Cette violence, décrite ainsi, paraît choquante. Alors pourquoi ne la voit-on pas en la lisant ?

Nous sommes nombreuses à ne pas y voir la violence décrite ci-dessus, ou à se dire, au mieux, que c’est « mal écrit ». Comment se fait-il ?

La majorité des femmes n’aiment pas la pornographie. Dans la pornographie masculine, les femmes n’y existent très clairement qu’en tant qu’objets utilisés pour le pilonnage des hommes, et la porno ne prétend pas faire croire qu’il s’agit d’autre chose que de cela, même si la femme est montrée en jouir. Ces images nous choquent le plus souvent, nous dégoûtent, ou au pire ne nous paraissent pas crédibles. Et le sujet de ces images est de toute façon l’homme, ou plutôt, son pénis qui assaille les orifices des femmes. Il est impossible pour quiconque de s’identifier à la femme-objet telle qu’elle y est présentée (avilie, chosifiée), et les femmes ne se reconnaissent pas dans cette figure de s… et soumise absolue.

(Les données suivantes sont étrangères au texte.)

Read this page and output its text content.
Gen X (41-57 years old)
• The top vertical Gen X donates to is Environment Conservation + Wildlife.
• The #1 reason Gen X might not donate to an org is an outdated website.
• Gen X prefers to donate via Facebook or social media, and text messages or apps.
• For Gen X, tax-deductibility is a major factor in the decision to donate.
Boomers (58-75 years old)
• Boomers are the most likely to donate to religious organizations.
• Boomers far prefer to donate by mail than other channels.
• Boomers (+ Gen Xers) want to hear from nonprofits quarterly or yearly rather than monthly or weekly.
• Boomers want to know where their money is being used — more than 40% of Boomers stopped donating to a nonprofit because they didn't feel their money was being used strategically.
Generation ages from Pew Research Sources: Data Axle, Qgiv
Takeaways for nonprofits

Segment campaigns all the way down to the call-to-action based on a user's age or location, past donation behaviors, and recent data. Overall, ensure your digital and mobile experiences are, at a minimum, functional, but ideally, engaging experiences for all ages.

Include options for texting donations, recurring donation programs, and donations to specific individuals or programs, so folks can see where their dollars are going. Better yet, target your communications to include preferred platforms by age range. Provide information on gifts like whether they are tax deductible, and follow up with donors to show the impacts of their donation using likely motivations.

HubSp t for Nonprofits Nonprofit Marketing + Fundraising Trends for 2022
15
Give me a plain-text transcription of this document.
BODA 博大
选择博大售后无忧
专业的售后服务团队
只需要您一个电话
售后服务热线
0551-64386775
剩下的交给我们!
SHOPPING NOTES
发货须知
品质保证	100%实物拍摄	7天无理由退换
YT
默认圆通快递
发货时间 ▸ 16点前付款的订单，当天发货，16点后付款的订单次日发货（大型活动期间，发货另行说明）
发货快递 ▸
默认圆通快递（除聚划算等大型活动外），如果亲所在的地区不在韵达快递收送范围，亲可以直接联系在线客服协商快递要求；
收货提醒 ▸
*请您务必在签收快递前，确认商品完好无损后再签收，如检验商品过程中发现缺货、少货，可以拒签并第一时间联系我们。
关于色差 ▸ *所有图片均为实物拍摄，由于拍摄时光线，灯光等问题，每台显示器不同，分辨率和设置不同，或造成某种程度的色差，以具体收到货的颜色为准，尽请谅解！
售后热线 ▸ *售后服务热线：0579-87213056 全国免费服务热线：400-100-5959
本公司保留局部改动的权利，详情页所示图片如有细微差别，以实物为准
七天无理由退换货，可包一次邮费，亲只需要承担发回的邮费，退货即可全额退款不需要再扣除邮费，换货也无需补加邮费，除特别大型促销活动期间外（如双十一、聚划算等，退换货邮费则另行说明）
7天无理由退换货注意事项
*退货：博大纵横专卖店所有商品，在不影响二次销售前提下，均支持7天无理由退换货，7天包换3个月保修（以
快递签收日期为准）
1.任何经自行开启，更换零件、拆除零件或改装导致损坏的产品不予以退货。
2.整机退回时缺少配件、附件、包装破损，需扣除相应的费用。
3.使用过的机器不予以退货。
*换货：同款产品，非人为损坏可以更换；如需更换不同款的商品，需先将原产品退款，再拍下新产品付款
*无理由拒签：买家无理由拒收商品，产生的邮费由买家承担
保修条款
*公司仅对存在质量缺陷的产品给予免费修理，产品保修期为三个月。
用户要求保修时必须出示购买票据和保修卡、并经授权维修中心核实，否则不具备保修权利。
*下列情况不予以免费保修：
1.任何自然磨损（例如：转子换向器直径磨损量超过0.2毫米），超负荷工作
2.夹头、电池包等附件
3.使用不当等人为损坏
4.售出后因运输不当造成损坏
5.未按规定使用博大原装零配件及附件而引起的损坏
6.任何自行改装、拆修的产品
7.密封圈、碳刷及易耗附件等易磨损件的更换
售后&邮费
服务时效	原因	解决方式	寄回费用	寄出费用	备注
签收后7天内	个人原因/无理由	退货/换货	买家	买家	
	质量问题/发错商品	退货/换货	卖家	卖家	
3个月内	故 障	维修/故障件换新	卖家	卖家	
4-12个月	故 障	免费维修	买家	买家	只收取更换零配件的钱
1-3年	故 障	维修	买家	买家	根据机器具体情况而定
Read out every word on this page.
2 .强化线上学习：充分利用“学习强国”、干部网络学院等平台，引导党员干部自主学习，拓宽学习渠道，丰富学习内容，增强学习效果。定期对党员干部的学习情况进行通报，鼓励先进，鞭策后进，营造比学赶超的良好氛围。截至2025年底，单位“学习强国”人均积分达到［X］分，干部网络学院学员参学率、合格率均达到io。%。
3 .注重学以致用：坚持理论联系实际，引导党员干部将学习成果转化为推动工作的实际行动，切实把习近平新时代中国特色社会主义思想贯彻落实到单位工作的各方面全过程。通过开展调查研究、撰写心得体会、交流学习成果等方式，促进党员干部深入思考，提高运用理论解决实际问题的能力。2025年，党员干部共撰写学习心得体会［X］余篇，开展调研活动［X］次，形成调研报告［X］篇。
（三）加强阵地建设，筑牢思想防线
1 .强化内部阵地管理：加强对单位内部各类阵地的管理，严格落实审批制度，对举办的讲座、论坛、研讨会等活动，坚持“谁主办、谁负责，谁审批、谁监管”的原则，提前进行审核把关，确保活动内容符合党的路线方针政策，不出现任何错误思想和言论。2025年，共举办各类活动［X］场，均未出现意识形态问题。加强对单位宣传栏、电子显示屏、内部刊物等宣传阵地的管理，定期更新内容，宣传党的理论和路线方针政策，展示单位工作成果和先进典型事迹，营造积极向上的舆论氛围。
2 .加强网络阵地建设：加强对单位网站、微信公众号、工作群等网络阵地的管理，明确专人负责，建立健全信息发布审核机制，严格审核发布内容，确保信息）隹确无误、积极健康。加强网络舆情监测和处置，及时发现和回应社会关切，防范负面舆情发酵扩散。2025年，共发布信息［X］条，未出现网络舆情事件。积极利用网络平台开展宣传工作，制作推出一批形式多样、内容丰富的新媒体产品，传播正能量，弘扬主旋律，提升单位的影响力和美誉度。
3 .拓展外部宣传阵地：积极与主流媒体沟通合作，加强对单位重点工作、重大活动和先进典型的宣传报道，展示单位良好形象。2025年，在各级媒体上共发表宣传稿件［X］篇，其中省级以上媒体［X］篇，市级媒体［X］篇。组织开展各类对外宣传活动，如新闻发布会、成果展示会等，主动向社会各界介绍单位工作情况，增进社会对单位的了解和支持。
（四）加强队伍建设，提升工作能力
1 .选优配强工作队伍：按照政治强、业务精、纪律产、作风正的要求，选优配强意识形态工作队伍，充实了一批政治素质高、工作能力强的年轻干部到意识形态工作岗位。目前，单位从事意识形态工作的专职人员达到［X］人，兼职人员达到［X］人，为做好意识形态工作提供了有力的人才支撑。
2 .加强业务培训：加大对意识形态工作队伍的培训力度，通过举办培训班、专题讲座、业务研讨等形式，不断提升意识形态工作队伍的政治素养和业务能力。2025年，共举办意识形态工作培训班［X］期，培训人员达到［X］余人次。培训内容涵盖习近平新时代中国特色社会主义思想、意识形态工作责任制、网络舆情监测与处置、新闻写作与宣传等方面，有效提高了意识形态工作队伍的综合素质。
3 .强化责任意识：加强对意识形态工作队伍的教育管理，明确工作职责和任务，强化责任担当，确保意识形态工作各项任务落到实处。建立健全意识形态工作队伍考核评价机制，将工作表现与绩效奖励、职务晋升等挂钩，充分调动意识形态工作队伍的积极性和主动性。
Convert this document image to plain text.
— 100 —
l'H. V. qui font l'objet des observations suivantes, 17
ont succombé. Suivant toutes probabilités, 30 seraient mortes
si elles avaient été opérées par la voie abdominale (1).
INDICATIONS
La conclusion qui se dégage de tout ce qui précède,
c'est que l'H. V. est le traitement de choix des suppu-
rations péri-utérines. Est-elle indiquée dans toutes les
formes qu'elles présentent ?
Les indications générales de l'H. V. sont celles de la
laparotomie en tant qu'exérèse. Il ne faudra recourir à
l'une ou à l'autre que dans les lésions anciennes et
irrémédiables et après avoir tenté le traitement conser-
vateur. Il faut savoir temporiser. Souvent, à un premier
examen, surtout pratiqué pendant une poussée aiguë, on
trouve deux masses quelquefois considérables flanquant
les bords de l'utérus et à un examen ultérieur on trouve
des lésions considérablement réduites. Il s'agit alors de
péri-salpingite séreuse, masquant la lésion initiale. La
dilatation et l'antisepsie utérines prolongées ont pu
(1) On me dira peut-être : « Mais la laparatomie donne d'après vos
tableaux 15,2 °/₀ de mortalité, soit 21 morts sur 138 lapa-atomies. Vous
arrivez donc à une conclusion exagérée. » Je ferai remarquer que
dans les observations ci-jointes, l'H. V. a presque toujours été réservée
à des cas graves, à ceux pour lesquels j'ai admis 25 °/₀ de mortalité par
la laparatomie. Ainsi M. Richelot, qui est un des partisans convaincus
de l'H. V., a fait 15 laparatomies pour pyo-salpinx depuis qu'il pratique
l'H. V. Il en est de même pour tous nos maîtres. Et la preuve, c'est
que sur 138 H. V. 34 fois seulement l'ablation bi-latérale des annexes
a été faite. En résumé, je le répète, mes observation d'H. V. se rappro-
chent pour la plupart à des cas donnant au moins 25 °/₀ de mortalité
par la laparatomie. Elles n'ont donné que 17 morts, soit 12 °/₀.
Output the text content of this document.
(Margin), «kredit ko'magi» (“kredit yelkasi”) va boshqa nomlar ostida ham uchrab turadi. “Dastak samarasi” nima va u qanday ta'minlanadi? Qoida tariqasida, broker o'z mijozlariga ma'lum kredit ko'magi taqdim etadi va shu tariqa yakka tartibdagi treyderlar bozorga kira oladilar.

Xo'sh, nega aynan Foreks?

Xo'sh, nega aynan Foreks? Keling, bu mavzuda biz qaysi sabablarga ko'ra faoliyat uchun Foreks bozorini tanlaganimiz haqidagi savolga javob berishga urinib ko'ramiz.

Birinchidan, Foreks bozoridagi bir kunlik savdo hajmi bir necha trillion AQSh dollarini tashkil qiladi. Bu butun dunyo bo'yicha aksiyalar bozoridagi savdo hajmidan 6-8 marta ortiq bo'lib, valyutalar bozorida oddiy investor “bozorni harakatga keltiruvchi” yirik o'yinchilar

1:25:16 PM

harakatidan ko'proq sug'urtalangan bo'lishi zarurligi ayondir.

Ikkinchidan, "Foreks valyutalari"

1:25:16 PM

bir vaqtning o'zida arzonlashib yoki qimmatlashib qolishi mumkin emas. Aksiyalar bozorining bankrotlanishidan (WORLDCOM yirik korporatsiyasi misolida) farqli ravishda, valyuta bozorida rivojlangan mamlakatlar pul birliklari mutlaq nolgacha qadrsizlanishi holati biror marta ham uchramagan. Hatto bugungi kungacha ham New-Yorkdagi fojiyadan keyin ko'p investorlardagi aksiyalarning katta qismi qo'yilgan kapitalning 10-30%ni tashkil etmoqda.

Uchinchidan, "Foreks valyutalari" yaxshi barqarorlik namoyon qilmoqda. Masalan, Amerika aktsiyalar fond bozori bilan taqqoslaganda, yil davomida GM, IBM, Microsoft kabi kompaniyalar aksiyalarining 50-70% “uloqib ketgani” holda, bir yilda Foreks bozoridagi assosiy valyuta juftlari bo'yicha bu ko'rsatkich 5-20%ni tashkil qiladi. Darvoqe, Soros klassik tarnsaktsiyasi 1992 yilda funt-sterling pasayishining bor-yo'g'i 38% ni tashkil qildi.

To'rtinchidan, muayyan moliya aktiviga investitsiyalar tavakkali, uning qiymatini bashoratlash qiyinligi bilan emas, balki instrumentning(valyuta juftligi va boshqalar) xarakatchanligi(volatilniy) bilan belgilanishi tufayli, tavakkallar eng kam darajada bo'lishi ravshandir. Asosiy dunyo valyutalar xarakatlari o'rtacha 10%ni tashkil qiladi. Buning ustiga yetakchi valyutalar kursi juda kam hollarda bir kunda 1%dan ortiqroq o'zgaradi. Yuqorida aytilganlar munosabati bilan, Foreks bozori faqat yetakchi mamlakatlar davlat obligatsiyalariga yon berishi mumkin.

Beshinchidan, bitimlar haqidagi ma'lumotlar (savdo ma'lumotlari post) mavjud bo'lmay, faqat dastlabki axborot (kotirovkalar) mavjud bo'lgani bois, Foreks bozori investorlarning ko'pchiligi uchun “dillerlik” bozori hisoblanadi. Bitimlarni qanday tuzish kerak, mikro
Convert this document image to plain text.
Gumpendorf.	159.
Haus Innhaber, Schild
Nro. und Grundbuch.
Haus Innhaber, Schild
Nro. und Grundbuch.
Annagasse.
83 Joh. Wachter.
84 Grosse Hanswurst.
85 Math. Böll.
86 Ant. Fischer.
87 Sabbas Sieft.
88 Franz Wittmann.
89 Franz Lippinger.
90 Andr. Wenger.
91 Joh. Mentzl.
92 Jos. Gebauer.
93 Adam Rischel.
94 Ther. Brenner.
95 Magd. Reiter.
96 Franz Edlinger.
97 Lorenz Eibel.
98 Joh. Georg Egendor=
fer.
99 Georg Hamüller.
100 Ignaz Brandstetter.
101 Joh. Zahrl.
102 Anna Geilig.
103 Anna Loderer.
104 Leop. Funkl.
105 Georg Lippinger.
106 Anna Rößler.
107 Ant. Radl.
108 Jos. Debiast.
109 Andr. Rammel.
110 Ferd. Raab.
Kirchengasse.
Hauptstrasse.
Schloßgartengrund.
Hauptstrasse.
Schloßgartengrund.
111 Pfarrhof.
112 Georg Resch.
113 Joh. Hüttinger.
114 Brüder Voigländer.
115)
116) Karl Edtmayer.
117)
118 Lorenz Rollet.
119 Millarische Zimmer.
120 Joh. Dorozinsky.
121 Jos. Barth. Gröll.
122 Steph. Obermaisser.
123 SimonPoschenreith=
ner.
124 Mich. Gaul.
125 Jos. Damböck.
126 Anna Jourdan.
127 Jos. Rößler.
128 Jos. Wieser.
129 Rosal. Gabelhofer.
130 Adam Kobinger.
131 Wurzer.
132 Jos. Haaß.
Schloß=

50 nuances de viol a opéré un tournant, car il a réussi à vendre de la violence sexuelle explicite à un public de masse de femmes là où la pornographie dominante ne les atteignait pas jusque-là. Pas en consommatrices directes en tous cas. Même si évidemment, cela fait des décennies que nous subissons l’impact de l’escalade de la culture pornographique et la propagation des pratiques prostitutionnelles brutales vendues comme « libération sexuelle ».

Comment 50 nuances de Grey est-il parvenu à vendre le sadisme sexuel aux femmes, et faire croire que ce n’est pas de la violence mais de l’amour et de l’érotisme ?

Image reconstituée par T.
Image reconstituée par T.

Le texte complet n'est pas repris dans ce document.